Creators can earn through subscriptions, commerce, and fan funding. YouTube Shopping has seen gross merchandise value grow five times year-over-year. The platform is also investing heavily in connecting advertisers directly with creators for brand deals, allowing creators to leverage their influence and authentic audience relationships.
Canadian data reveals why these expanded options matter. Three-quarters of Canadians consider YouTube creators the most trustworthy creators across all platforms. That trust translates into commercial opportunity when creators have multiple ways to monetize their influence.
Canada as a Creator Powerhouse
Over 90% of Canadian creators’ watch time on YouTube comes from outside Canada. This statistic demolishes the outdated perception that Canadian creators must relocate to succeed. The platform has leveled the playing field for creativity regardless of budget, connections, or location.
Peterson, who moved to Canada six and a half years ago, was surprised to discover how many of his favourite supposedly-American comedians were actually Canadian. He was also struck by a persistent belief that Canada represented a compromise for creators. The data tells a different story.
Canadian creators are building global audiences from coast to coast to coast. Some of the biggest creators in every category are based in Canada. The challenge now is celebrating this success more publicly and fostering stronger community connections amongst creators who may be reaching millions of people online while feeling isolated in their creative process.
In Canada alone, 45,000 creators monetize on YouTube. The foundation for Canadian creativity is strong and thriving on the global stage.
What Stays the Same Over the Next Five Years
When asked about the next five years, Peterson focused first on what will remain constant. YouTube’s mission to give everyone a voice and show them the world continues as their north star. Their focus on being the most valuable place for viewers and the most rewarding place for creators will not change.
Successful creators share two common traits: they put their audience and their passion at the centre of everything they do. While the business infrastructure matters, staying laser-focused on serving audiences with valuable, entertaining content while remaining true to personal passions is what drives success.
What Will Evolve
Brand new content formats will continue to emerge and monetization options will expand further. The legitimacy of creators as next-generation media businesses is no longer in question. Ten years ago, telling your parents you wanted to be a YouTube creator prompted questions about backup plans. Today, creators are building sustainable media companies with global reach.

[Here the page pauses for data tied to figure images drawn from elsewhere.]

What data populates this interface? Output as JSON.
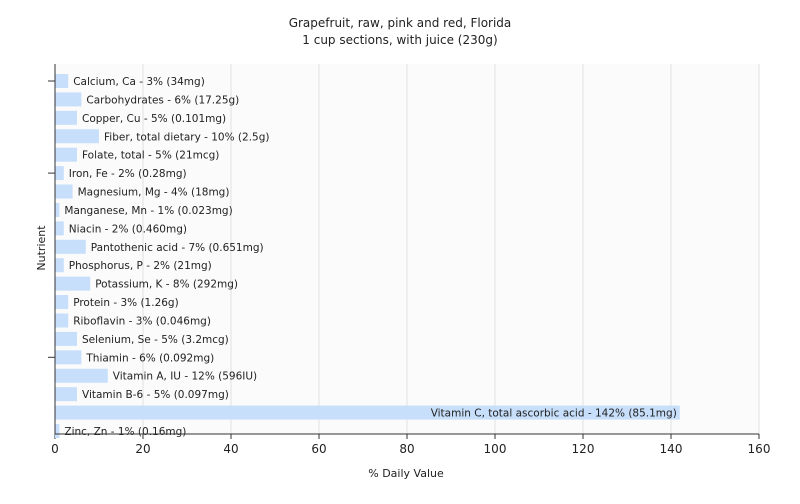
{
  "chart_data": {
    "type": "bar",
    "orientation": "horizontal",
    "title": "Grapefruit, raw, pink and red, Florida",
    "subtitle": "1 cup sections, with juice (230g)",
    "xlabel": "% Daily Value",
    "ylabel": "Nutrient",
    "xlim": [
      0,
      160
    ],
    "xticks": [
      "0",
      "20",
      "40",
      "60",
      "80",
      "100",
      "120",
      "140",
      "160"
    ],
    "grid": true,
    "bar_color": "#c7dffa",
    "categories": [
      "Calcium, Ca",
      "Carbohydrates",
      "Copper, Cu",
      "Fiber, total dietary",
      "Folate, total",
      "Iron, Fe",
      "Magnesium, Mg",
      "Manganese, Mn",
      "Niacin",
      "Pantothenic acid",
      "Phosphorus, P",
      "Potassium, K",
      "Protein",
      "Riboflavin",
      "Selenium, Se",
      "Thiamin",
      "Vitamin A, IU",
      "Vitamin B-6",
      "Vitamin C, total ascorbic acid",
      "Zinc, Zn"
    ],
    "values": [
      3,
      6,
      5,
      10,
      5,
      2,
      4,
      1,
      2,
      7,
      2,
      8,
      3,
      3,
      5,
      6,
      12,
      5,
      142,
      1
    ],
    "data_labels": [
      "Calcium, Ca - 3% (34mg)",
      "Carbohydrates - 6% (17.25g)",
      "Copper, Cu - 5% (0.101mg)",
      "Fiber, total dietary - 10% (2.5g)",
      "Folate, total - 5% (21mcg)",
      "Iron, Fe - 2% (0.28mg)",
      "Magnesium, Mg - 4% (18mg)",
      "Manganese, Mn - 1% (0.023mg)",
      "Niacin - 2% (0.460mg)",
      "Pantothenic acid - 7% (0.651mg)",
      "Phosphorus, P - 2% (21mg)",
      "Potassium, K - 8% (292mg)",
      "Protein - 3% (1.26g)",
      "Riboflavin - 3% (0.046mg)",
      "Selenium, Se - 5% (3.2mcg)",
      "Thiamin - 6% (0.092mg)",
      "Vitamin A, IU - 12% (596IU)",
      "Vitamin B-6 - 5% (0.097mg)",
      "Vitamin C, total ascorbic acid - 142% (85.1mg)",
      "Zinc, Zn - 1% (0.16mg)"
    ]
  }
}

Hafu Go joked that his parents still do not believe he has a real job, but Peterson emphasized that creator businesses represent the future of media. The question for the next five years is not whether creators are legitimate, but how they continue to scale their businesses and pursue even more creative ambition.
The Magic Remains Human
Despite all the technological tools and platform features, Peterson argued that the real magic of YouTube comes from what creators do with those tools. The computer science solutions enable the platform, but creator innovation drives the culture.
As YouTube celebrates 20 years, one message rang clear throughout the conversation: there has never been a better time in history to be a creator and the best days of creativity are still ahead.
For anyone building a presence on YouTube, the advice is straightforward: stay focused on your audience and your passion. The platform will continue evolving to support creators who do that well. Whether it’s online, on television, or somewhere in between, research shows that if Canadians could pick just one place to watch content, they would choose YouTube.
The platform takes that responsibility seriously as it moves into its third decade.